Later, Denby praises the film because its character is a sexual being. "One of the things that make Cheryl more complicated and compelling than the heroine of 'Tracks' (this year’s earlier woman-schlepping-across-the-desert movie) is that, along the trail, she experiences every encounter with men as fraught with erotic possibility -- or trepidation. (She has one happy meeting with a sinewy young man played by the Dutch actor Michiel Huisman.)"

It's true that Strayed's sexual nature is definitely part of what makes her character tick -- but the memoir and film focus on Strayed's mourning of her mother, who she calls "the love of my life," and this gets barely a mention by the sex-obsessed Denby. In his memoir "American Sucker," Denby confessed to an addiction to Internet pornography, and his piece on "Wild," he shows that perhaps his pornified view of movie-watching is still informing his reviewing. He hasn't exactly stopped fetishizing women's bodies or oversexualizing them.

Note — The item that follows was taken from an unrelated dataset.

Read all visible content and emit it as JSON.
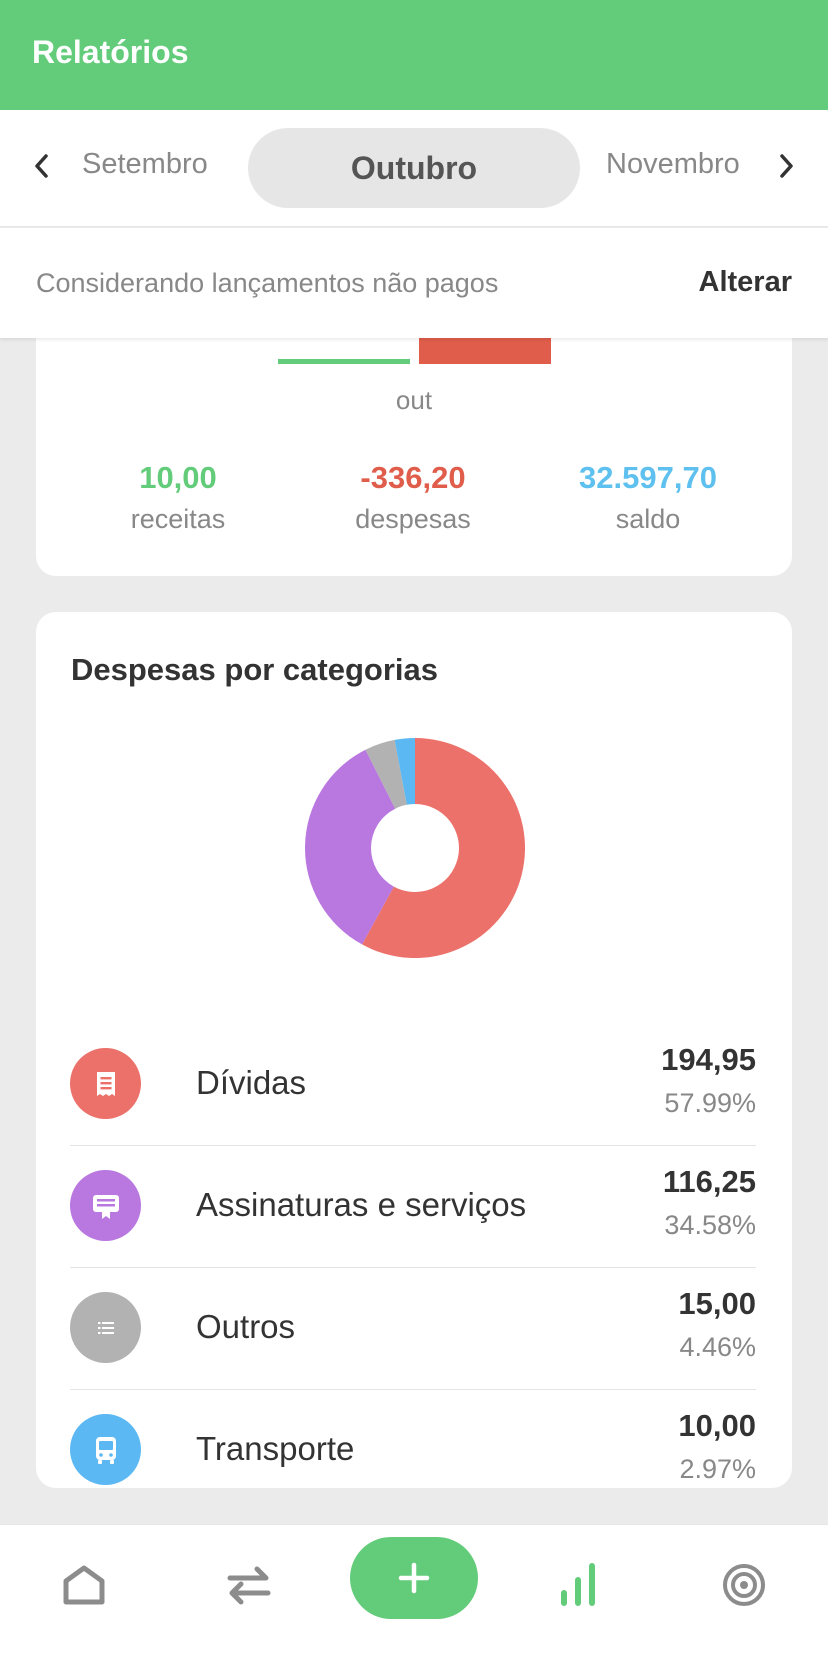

Perhaps the most egregious example of Denby's sexism is his irrelevant comparison of Strayed's body with Witherspoon's. "In photographs," Denby writes, "Cheryl Strayed looks like a big-bodied woman, but Reese Witherspoon stands barely more than five feet, and when she first tries to pull on her monster pack it forces her to the ground." What does Strayed's body have to do with the film? If he'd read the memoir, he would realize that the drama of the backpack figures prominently. The only conclusion that can be reached is that Denby seems to be able to see women only as bodies rather than complex people.

In a brief phone conversation International Business Times had with Denby, he defended his review. “Film is a sensuous form. You want to talk politics, I want to talk art. I didn’t call Cheryl Strayed ‘fat.’ But she’s physically quite different in the shoulders than Reese. Criticism lives through particularity. This piece went through my editor, who is a feminist, and fact checkers. No one had a problem with it."

But was Denby really the best person to review a film that helps to break ground for women in Hollywood by featuring a story written by a woman, optioned by its female star? He has been accused of sexism for his salacious focus on female characters' bodies in his reviews. In a 2006 article in Indiewire called "Is Film Criticism Sexist?" Anthony Kaufman lays out out the various ways Denby pervily focuses on women's looks in his reviews:

"Why is it important to David Denby, for instance, that Jennifer Aniston is 'looking great naked from the rear' (The Break-Up) or to point out that 'the stunning Rebecca Romijn, as Mystique, in body-fitting blue scales [is] the most openly erotic image in recent mainstream cinema' (X-Men: The Last Stand), or that actress Kelly Reilly engages each man she meets onscreen with her face, her body, her breathing' and 'has a way of lowering her eyes in shame which grabs at your heart' (Russian Dolls)."

Why, indeed.

Reese Witherspoon signed on to "Wild" because she loved the book and because she was frustrated with the lack of women's stories in Hollywood. She decided to option both "Gone Girl" and "Wild," two books written by women, after a meeting with Hollywood execs in 2012, reports Variety. “I think it was literally one studio that had a project for a female lead over 30,” she said. “And I thought to myself, ‘I’ve got to get busy.’  ”

Denby's review does a disservice to the film, and underscores the need for more female movie critics -- and fewer sexist male critics.